あなたは王の器じゃありません 文官令嬢、辺境の地でその才を発揮する
 雪竜は五頭、それからそれぞれの後ろにはそりが二連でつけられている。できるだけたくさんの荷物を運べるように、だ。
 ちらりと役所の方に目をやれば、窓から心配そうにこちらを見ている人達が見えた。二階と三階の窓から見送っているのは、避難民達だ。
 彼らも、ドラヴェン達が無事に戻ってくるように祈っているのだろうか。

「……お帰りをお待ちしています」

 言いたかったことはたくさんあるはずなのに、それしか出てこなかった。

「任せろ。

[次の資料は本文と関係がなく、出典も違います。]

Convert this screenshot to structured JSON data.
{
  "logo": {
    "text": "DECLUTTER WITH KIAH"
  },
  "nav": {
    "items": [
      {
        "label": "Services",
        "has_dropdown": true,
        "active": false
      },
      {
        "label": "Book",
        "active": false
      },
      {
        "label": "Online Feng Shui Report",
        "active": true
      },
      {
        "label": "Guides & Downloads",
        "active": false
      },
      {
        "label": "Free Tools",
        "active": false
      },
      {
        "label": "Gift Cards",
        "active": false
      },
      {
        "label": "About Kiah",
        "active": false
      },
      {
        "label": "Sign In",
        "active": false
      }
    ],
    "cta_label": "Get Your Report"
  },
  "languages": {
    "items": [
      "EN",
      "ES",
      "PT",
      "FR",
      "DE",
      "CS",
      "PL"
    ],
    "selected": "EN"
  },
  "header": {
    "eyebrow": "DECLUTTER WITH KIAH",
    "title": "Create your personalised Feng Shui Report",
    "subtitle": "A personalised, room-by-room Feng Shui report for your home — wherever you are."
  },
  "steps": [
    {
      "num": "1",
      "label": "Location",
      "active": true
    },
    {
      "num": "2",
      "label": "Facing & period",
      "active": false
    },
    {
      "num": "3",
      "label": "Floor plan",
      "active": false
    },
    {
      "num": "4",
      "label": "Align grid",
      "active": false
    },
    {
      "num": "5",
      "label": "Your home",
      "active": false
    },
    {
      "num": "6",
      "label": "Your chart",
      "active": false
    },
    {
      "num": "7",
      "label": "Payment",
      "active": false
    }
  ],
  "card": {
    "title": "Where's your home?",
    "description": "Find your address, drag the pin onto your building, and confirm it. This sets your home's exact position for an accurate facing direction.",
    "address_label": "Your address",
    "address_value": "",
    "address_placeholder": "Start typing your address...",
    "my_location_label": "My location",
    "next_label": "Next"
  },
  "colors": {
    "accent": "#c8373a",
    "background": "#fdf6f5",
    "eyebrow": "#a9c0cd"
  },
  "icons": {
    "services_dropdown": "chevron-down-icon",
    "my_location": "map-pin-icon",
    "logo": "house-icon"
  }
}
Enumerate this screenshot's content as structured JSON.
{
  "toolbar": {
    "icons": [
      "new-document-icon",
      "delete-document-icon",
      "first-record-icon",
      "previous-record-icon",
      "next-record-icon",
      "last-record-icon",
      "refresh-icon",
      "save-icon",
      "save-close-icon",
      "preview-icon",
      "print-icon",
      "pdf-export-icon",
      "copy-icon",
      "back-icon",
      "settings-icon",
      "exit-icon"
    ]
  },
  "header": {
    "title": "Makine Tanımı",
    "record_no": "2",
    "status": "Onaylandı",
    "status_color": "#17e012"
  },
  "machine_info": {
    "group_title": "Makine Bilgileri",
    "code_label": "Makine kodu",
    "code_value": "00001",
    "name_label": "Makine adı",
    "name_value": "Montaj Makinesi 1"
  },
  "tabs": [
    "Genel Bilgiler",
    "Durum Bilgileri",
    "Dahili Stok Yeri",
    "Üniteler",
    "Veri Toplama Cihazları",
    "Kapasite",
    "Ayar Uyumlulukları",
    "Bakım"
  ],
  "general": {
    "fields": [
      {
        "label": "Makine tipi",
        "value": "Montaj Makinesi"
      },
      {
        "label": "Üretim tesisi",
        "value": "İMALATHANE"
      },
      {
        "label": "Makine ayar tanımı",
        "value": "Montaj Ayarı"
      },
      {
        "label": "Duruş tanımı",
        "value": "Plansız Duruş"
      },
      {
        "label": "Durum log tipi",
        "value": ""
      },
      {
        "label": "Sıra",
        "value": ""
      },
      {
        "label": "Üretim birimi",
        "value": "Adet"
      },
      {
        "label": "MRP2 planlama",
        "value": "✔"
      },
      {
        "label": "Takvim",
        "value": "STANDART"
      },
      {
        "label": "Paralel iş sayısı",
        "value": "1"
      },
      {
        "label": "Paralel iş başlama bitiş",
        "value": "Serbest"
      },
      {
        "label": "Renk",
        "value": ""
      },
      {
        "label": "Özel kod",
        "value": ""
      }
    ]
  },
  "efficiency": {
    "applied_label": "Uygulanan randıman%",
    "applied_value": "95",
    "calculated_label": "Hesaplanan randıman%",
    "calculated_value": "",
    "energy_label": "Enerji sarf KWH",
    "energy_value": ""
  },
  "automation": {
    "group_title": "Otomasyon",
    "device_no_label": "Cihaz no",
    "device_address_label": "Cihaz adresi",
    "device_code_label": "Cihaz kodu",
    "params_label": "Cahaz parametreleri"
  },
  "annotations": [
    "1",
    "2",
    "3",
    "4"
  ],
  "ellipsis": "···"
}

明日の夕方には戻る」

 エルニーナは、黙ってうなずく。

「皆も、頼んだ」

 片手を上げたドラヴェンは、身軽な動作でそりに乗り込んだ。
 一歩、雪竜が踏み出した。ぎしりと音がしたかと思うと、そりがゆっくりと動き始める。もう一歩進む。すると、勢いづいたかのように雪竜は速度を上げ始めた。
 馬車と同じぐらいの速度は出ているのではないだろうか。ドラヴェンの乗ったそりを先頭に、騎士が御者を務めるそりが続いていく。
 最後のそりが見えなくなるまで、エルニーナはその場に立って見送った。大丈夫、彼らは絶対に戻ってくる。そう自分に言い聞かせる。